Yara International, the world’s biggest fertilizer producer, has also expressed concern over the surging natural gas prices and has, today, announced to curtail down 40% of ammonia production at its Norway plant. The shutdown of production facilities by big market players has created panic in the fertilizer market which expects other European producers to follow suit.
Ammonium Nitrate and Calcium Ammonium Nitrate are the most widely used fertilizer products that are prepared from ammonia. Natural gas serves as a feedstock for the generation of ammonia which is a major raw material for all nitrogen-containing fertilizer compounds. Prices for Ammonium Nitrate was already 50% higher than last year prices amid global supply constraints. The shortage in natural gas supplies has made fertilizer production further difficult, as the final product cost is unable to compensate for the production cost.
Low production of ammonium nitrate and other fertilizer products will be soon reflected in their prices that are bound to soar making their purchase by farmers non-feasible. Wholesalers are avoiding the purchase of fertilizer stocks for the next year’s spring usage in the hope to see a downfall in the prices.
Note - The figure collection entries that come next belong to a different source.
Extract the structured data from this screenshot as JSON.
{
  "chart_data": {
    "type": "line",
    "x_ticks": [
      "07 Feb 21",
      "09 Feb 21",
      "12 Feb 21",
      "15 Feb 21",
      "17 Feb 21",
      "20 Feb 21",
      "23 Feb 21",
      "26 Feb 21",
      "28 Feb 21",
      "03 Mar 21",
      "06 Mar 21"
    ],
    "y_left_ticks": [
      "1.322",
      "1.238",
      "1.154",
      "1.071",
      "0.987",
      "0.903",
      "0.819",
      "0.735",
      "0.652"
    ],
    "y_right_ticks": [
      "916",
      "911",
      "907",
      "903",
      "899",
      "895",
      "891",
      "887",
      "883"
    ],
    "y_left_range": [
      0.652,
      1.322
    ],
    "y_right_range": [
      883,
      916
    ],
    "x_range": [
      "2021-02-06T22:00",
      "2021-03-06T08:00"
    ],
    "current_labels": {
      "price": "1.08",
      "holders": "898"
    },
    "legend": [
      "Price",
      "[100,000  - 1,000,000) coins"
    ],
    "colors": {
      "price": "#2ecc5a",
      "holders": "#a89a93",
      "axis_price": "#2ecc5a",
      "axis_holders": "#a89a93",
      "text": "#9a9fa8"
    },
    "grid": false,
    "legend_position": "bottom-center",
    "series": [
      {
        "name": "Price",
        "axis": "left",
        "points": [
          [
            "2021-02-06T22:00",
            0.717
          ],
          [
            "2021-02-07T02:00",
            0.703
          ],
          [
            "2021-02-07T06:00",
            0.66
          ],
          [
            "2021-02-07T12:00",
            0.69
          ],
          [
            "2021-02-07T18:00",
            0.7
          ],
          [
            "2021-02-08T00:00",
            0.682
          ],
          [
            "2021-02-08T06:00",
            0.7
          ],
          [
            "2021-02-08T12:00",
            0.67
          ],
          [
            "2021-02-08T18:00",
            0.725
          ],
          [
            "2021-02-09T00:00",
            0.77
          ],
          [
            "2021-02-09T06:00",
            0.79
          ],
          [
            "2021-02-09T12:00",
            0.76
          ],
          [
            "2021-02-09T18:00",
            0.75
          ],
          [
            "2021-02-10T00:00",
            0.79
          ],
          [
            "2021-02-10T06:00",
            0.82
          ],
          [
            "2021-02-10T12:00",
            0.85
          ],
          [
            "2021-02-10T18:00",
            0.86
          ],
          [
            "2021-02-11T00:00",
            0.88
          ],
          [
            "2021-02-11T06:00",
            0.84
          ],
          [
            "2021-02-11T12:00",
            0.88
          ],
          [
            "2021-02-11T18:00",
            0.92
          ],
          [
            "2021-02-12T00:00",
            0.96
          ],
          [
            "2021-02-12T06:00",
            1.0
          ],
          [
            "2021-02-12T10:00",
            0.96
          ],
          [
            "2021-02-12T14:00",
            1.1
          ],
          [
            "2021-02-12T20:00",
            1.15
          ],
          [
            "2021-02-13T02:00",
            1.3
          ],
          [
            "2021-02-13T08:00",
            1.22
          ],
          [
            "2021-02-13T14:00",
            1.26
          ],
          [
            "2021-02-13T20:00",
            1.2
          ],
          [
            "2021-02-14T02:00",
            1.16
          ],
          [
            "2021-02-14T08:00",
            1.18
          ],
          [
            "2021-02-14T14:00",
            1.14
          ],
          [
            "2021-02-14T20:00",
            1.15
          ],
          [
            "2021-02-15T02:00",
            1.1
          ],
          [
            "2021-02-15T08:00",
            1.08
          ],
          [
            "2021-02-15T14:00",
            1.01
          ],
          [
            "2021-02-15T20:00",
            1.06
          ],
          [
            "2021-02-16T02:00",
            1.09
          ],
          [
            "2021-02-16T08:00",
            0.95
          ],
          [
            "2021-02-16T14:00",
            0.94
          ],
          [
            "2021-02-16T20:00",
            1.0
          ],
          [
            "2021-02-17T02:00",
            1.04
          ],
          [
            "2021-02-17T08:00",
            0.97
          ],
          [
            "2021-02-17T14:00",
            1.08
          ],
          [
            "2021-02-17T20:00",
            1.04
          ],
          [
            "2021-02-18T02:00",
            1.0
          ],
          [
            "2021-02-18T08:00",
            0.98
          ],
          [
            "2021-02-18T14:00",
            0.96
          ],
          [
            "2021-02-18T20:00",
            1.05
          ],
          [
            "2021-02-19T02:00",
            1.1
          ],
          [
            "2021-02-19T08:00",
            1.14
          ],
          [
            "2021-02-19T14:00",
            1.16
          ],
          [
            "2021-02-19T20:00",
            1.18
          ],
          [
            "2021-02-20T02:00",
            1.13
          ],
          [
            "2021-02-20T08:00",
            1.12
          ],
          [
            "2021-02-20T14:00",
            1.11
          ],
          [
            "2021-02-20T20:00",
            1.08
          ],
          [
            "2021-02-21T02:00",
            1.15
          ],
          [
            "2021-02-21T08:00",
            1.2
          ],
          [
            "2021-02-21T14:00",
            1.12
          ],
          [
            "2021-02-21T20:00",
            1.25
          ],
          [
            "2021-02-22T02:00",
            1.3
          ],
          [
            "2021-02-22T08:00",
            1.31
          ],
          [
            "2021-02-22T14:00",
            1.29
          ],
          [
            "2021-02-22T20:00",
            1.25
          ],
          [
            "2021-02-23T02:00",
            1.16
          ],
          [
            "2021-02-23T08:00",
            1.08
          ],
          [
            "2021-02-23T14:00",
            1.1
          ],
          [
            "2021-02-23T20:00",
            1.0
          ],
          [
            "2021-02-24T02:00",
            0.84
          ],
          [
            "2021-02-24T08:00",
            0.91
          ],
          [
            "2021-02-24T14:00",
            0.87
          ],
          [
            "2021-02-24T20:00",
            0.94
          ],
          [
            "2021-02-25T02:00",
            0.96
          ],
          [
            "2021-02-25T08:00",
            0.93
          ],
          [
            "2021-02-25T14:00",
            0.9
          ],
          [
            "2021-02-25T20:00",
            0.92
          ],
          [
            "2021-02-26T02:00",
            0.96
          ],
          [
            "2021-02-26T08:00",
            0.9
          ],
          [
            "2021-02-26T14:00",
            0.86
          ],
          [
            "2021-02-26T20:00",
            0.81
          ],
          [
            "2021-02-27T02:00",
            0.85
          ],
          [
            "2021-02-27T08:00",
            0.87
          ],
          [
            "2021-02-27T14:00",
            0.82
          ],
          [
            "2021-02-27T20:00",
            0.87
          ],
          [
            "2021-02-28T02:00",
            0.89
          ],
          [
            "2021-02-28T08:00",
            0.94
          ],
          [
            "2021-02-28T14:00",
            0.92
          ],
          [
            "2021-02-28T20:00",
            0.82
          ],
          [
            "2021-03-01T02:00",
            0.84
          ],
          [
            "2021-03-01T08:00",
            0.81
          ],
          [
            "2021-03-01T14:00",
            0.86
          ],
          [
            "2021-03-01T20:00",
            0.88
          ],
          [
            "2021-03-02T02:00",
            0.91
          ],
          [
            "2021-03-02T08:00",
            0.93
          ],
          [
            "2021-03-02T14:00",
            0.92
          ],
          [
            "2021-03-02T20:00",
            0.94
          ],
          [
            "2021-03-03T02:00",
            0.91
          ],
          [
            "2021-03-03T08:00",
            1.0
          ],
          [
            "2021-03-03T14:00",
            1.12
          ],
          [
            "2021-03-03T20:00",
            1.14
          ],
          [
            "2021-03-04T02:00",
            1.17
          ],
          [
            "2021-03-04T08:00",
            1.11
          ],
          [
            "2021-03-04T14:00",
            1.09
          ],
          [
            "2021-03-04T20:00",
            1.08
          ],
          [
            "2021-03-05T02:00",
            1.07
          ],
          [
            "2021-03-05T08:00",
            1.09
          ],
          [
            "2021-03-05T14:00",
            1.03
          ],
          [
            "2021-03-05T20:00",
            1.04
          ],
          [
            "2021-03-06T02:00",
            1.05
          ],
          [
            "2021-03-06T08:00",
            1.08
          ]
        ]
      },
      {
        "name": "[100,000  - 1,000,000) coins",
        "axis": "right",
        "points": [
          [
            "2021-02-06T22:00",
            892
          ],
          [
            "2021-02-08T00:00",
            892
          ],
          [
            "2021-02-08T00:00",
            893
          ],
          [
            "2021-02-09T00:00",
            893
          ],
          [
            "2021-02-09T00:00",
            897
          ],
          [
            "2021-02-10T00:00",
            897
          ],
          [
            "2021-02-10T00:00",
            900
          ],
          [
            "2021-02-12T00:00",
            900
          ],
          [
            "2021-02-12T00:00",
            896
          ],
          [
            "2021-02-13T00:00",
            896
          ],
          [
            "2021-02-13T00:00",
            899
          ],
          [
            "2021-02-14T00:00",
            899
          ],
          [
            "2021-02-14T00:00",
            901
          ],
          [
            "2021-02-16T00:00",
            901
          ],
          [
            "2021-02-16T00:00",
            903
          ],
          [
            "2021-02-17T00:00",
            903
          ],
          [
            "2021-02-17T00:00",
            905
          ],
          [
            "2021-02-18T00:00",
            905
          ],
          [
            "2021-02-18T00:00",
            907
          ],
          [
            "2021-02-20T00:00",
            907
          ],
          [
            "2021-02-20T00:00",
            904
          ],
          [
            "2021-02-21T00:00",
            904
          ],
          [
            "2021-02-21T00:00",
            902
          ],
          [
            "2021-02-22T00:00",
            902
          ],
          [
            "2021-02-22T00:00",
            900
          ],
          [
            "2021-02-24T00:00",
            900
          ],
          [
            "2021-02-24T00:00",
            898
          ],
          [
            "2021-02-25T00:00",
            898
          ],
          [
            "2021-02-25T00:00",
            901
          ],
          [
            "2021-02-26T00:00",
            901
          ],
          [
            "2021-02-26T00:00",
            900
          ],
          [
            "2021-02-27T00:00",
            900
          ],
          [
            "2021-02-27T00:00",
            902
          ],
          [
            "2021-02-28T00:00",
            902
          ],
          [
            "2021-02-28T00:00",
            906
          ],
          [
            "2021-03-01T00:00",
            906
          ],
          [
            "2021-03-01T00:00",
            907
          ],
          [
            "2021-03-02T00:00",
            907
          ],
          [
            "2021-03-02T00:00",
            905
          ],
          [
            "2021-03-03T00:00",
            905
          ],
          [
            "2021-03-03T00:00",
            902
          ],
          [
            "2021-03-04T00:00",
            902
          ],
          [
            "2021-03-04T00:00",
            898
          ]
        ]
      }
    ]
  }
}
As per ChemAnalyst, the loss of more than half of fertilizer production volume for an indefinite period is bound to create a very high deficit in their supplies in the market, eventually causing the prices to escalate higher than ever. At the global level, the repercussions of the unaffordable fertilizer prices would be seen in the form of low crop production and subsequently, low food supply in the following year. With the surging demand for Ammonium Nitrate in the European region, its price is not expected to take a downward trend until the natural gas prices get stabilized.